Однако столь откровенное саморазвенчание «дежурного» церемониала допустимо лишь в мелочах. Мистификация обречена на гибель, если она проявляет халатность в более важных случаях, не печется денно и нощно о том, чтобы выхолощенная искусственность выглядела священной естественностью, а все остальное, наоборот, было отлучено как еретически-противоестественное, извращенное. Чем меньше жизни в социальном ритуале, тем тираничнее, тем придирчивее он требует соблюдения своих правил и «табу», тем круче расправляется с уклоняющимися. Здесь все заранее разнесено по полочкам должного и недолжного, а то, что не втискивается в рубрику, сразу же оказывается предосудительным, карается и изничтожается. «Посторонний» и вскрывает механику этого защитительного отсева.
Повесть разбита на две равные, схожие по композиции и очевидно перекликающиеся друг с другом части. Вторая – зеркало первой, но зеркало кривое. Однажды пережитое взаправду затем реконструируется в ходе судебного разбирательства, и подобие до неузнаваемости искажает натуру. Из сырья фактов, расчлененных и заново подогнанных по шаблонам невосприимчивого к живой жизни формализма, изготовляется подделка. Мистифицированная гражданственность показана прямо за работой.

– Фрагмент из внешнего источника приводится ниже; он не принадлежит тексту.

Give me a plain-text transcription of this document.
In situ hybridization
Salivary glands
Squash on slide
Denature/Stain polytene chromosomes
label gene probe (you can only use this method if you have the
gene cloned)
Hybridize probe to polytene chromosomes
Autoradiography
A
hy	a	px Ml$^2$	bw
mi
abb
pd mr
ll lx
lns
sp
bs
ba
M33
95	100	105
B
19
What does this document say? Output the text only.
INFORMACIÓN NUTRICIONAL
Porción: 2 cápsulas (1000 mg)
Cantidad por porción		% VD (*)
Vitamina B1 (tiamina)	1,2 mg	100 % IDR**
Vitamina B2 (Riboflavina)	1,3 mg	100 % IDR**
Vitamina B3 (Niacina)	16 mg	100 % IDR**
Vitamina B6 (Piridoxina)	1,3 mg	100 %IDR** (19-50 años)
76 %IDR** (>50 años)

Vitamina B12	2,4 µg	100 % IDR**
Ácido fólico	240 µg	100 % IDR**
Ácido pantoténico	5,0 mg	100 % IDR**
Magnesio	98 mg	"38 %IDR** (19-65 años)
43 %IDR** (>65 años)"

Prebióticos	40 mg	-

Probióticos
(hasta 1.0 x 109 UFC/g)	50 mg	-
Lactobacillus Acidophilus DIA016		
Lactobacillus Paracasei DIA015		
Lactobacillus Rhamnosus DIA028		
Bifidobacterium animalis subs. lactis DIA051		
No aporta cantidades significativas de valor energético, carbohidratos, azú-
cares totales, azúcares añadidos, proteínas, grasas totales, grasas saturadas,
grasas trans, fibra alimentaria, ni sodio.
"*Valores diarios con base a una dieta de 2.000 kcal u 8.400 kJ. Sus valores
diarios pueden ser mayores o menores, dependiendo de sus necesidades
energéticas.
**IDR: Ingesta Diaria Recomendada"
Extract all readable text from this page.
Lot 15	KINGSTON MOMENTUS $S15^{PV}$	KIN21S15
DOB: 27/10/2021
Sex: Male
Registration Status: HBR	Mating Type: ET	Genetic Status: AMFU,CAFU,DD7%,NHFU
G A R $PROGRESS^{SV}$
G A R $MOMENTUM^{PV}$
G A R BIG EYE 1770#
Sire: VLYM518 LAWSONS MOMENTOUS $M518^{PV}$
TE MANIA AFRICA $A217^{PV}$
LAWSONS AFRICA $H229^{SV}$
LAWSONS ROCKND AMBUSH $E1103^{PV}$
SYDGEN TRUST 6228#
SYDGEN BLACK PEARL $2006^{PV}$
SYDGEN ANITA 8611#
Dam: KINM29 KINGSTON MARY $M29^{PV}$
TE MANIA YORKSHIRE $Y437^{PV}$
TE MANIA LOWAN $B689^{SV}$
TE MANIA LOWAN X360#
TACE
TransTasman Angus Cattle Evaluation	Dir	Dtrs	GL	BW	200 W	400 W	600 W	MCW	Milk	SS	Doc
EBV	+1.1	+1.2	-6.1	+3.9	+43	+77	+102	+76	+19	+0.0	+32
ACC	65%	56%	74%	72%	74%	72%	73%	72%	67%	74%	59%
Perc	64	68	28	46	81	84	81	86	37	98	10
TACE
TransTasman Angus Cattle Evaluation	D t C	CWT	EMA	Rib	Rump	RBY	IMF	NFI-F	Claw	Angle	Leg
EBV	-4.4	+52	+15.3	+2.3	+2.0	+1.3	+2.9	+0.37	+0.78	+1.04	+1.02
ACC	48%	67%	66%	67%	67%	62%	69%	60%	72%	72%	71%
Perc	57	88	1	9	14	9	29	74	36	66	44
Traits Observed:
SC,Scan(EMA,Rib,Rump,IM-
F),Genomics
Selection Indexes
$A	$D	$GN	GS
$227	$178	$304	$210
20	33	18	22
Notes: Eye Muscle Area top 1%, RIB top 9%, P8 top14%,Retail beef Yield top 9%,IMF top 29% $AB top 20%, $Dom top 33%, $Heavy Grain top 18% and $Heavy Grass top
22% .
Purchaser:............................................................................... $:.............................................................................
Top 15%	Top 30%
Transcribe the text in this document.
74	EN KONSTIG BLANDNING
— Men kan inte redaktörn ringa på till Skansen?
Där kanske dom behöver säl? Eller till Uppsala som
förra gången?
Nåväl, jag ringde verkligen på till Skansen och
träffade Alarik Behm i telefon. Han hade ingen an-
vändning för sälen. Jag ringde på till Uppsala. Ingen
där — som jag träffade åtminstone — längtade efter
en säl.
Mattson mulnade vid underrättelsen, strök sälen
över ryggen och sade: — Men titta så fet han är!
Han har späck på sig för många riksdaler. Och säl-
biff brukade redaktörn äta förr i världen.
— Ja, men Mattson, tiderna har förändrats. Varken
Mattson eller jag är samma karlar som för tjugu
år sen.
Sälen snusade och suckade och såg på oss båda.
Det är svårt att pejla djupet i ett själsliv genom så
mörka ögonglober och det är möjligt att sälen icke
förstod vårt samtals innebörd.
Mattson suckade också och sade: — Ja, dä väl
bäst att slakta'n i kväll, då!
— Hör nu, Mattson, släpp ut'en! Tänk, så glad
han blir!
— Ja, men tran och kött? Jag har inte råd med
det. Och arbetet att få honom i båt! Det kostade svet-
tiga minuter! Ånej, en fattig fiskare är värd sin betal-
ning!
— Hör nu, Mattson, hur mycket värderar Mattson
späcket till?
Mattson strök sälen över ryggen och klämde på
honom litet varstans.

Привычно вяло и размеренно тянутся в первой половине «Постороннего» дни одинокого холостяка Мерсо, обитателя пыльного предместья Алжира и служащего какой-то конторы. Поездка в богоугодный приют, где скончалась его мать, прерывает это растительно-полудремотное прозябание, но уже на следующее утро после похорон все опять попадает в наезженную колею. Он ходит в присутствие в будни; вечерами сидит дома, изредка вступая в пустяковые разговоры с соседями по площадке и оказывая им мелкие услуги; по субботам купается в море, смотрит кино и спит с более или менее случайной знакомой; воскресенье напролет томится у окна, разглядывая прохожих. Он в меру прилежен на работе, благожелателен и уступчив без особого радушия, сообразителен, когда нужно, хотя начисто лишен любознательности и желания преуспеть, молчалив, но не угрюм, привержен к наслаждениям тела. А в общем, по крайней мере внешне, обычен, как обычна его жизнь – невзрачная, скучноватая, немногим выделяющаяся из сотен ей подобных.